Updated Thursday, Jan. 31, 2013 | 4:25 p.m.
On April 16, 1953, Henderson was incorporated with a population of slightly more than 7,000 people and an uncertain future.
The community was born a decade earlier when its magnesium plant became a critical cog in the United States’ World War II operations, but many workers left once the war ended.
Over the next 60 years, Henderson’s population swelled to 260,000 people as the city transformed from an industrial center into a thriving suburb with a diversified economy and a nationally recognized parks system.
Mayor Andy Hafen reflected on how far the city has come and looked forward to continued growth Wednesday during his annual State of the City address.
Speaking to a crowd of almost 900 people at Green Valley Ranch Resort, Hafen celebrated a successful 2012 and promised to keep working to better Henderson in the coming year.
“Trends have come and gone. We’ve had our ups and downs. But the essence of what makes Henderson great has never changed,” Hafen said. “For 60 years we’ve worked to build a community that is rock solid … We’ve built streets and roads and parks and infrastructure that makes our residents’ lives easier and makes Henderson a great place to live, work and play.”
Hafen’s half-hour speech highlighted successes from various city departments.
Two new parks were opened in 2012 with three more scheduled to open in 2013, he said. The city is also focusing its efforts to make the area more bike-friendly and is planning several community biking events over the next year.
“There is currently no city in Southern Nevada with a ‘bicycle friendly community’ designation. We intend to change that,” he said. “As part of our 60th anniversary, an initiative is under way to promote the health of our residents, improve the environment, reduce congestion and enhance our recreational opportunities.”

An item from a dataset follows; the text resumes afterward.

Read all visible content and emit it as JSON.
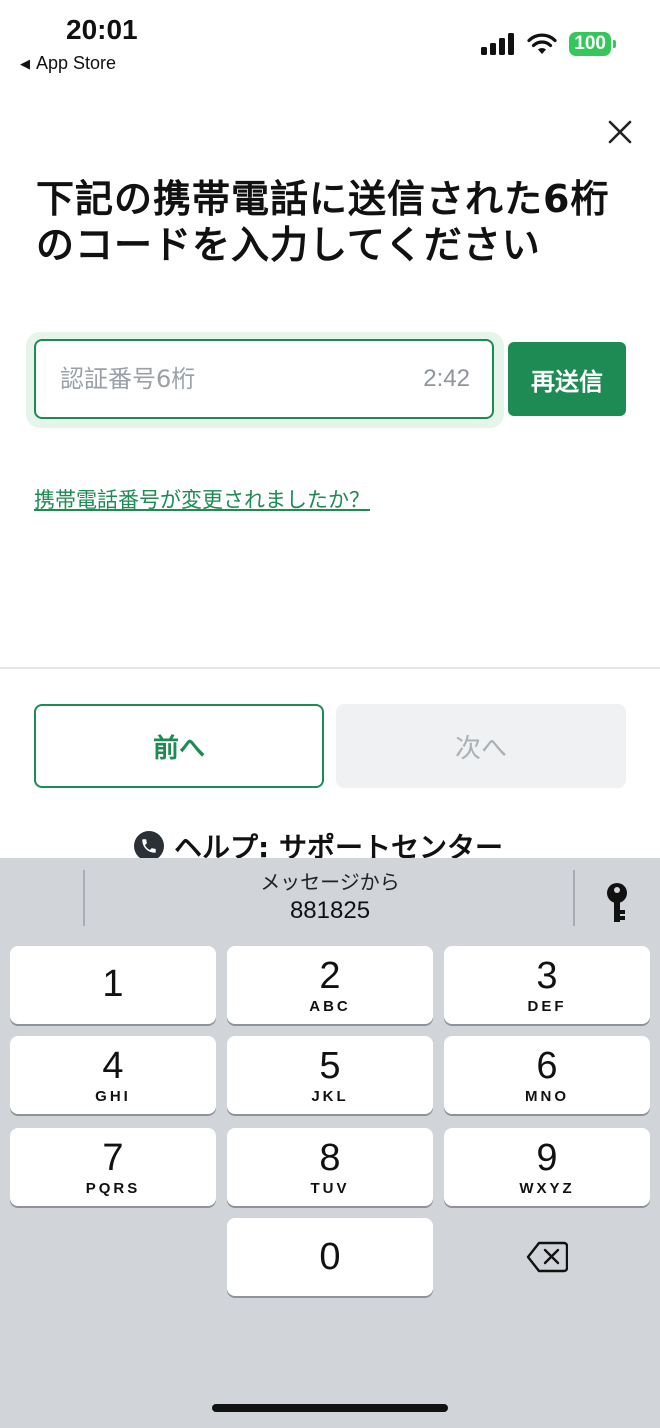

Hafen took office in 2009 after 22 years on the city council at a time when Henderson was reeling from the recession. The city has faced continual budget deficits since, forcing $120 million in cuts over the past several years even as the population grew.
The city has responded through a hiring freeze, employee buy-outs and debt restructuring, which Hafen said he hopes will help finally get it “back in the black” this year.
Several new businesses, including Brock Racing, Bluepoint Solutions and Creative Tent, relocated to Henderson in 2012, bringing hundreds of jobs to the city, Hafen said. The opening of the new Cowabunga Bay water park in 2013 is expected to create several hundred more seasonal jobs and drew the largest applause of the speech from the crowd.
Absent from Hafen’s speech were mention of the Union Village health development and the proposed stadium complex, two multibillion-dollar projects that were promoted by Hafen and other members of the city council throughout 2012.
Although Union Village is still on track, the city has since sued the developer behind the stadium project, alleging fraud.
“Obviously we’ve had a bit of a hiccup with the sports arena. We’re still working on that and we want to assure the residents that no tax dollars will go into that project,” Hafen said. “Union Village is still plugging along. I don’t when they’re going to close on that property, but it is soon.”